In a statement, Smith said, “This financing positions Finch to achieve key data and operational milestones as we advance our pipeline of novel microbiome-based therapies. We look forward to continued progress in PRISM 3, our ongoing Phase II study of CP101, an orally delivered Full-Spectrum Microbiota product being developed for recurrent C. difficile infections. We are also excited to advance our pipeline of therapeutic candidates into the clinic both through sponsored programs and in collaboration with Takeda and our academic partners as we work to realize the exciting potential of the human microbiome.”
In April 2017, Finch and Takeda Pharmaceutical inked a global collaboration deal to jointly develop FIN-524. FIN-524 is a live biotherapeutic product made up of cultured bacterial strains that have been associated with positive clinical outcomes in irritable bowel disease (IBD).
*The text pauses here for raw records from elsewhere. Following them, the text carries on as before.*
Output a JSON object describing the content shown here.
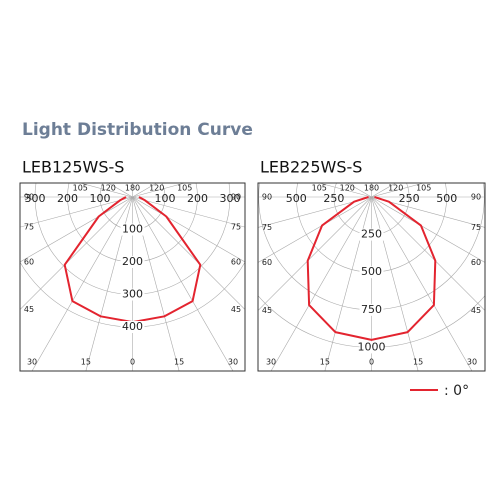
{
  "title": "Light Distribution Curve",
  "legend": {
    "name": ": 0°",
    "color": "#e3242f"
  },
  "chart_data": [
    {
      "type": "polar",
      "title": "LEB125WS-S",
      "color": "#e3242f",
      "angles": [
        -90,
        -75,
        -60,
        -45,
        -30,
        -15,
        0,
        15,
        30,
        45,
        60,
        75,
        90
      ],
      "values": [
        20,
        40,
        120,
        295,
        370,
        380,
        385,
        380,
        370,
        295,
        120,
        40,
        20
      ],
      "rlim": [
        0,
        560
      ],
      "rticks": [
        100,
        200,
        300,
        400
      ],
      "angle_ticks": [
        0,
        15,
        30,
        45,
        60,
        75,
        90,
        105,
        120,
        180
      ]
    },
    {
      "type": "polar",
      "title": "LEB225WS-S",
      "color": "#e3242f",
      "angles": [
        -90,
        -75,
        -60,
        -45,
        -30,
        -15,
        0,
        15,
        30,
        45,
        60,
        75,
        90
      ],
      "values": [
        20,
        120,
        380,
        600,
        830,
        930,
        950,
        930,
        830,
        600,
        380,
        120,
        20
      ],
      "rlim": [
        0,
        1210
      ],
      "rticks": [
        250,
        500,
        750,
        1000
      ],
      "angle_ticks": [
        0,
        15,
        30,
        45,
        60,
        75,
        90,
        105,
        120,
        180
      ]
    }
  ]
}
In that deal, Takeda paid Finch $10 million upfront for exclusive worldwide rights to develop and commercialize FIN-524 and rights to follow-on products in IBD. Finch may receive various milestones and tiered royalties on worldwide net sales.
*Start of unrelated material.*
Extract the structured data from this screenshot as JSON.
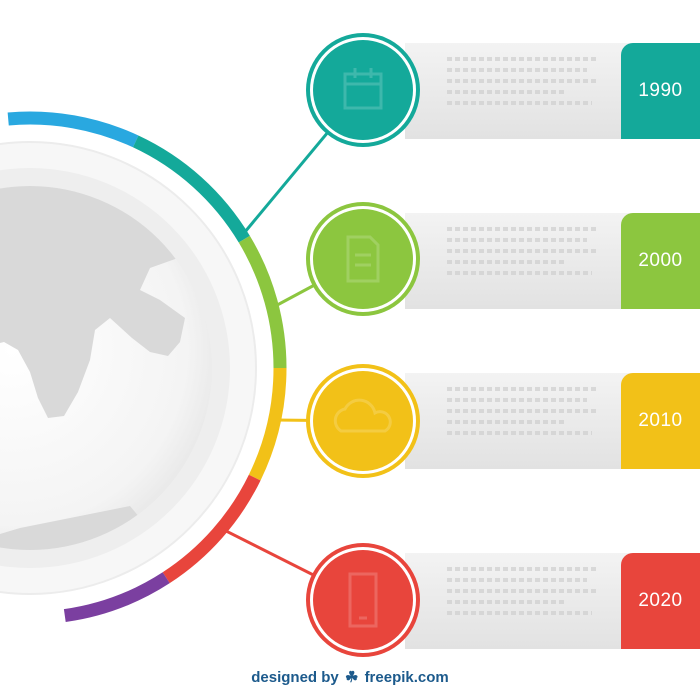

Microbiome therapeutics are a mostly nascent field, but Finch is not the only company working in the space. Carroll notes, “Seres was hammered hard back in 2016, after the company said its Phase II study of SER-109 failed to demonstrate efficacy in reducing the recurrence of Clostridium difficile infection. The therapy barely separated from a placebo, crushing the biotech’s share price. But they rallied, putting together a new ‘pivotal worthy’ study with a dose that is 10 times as high as what it started out with.”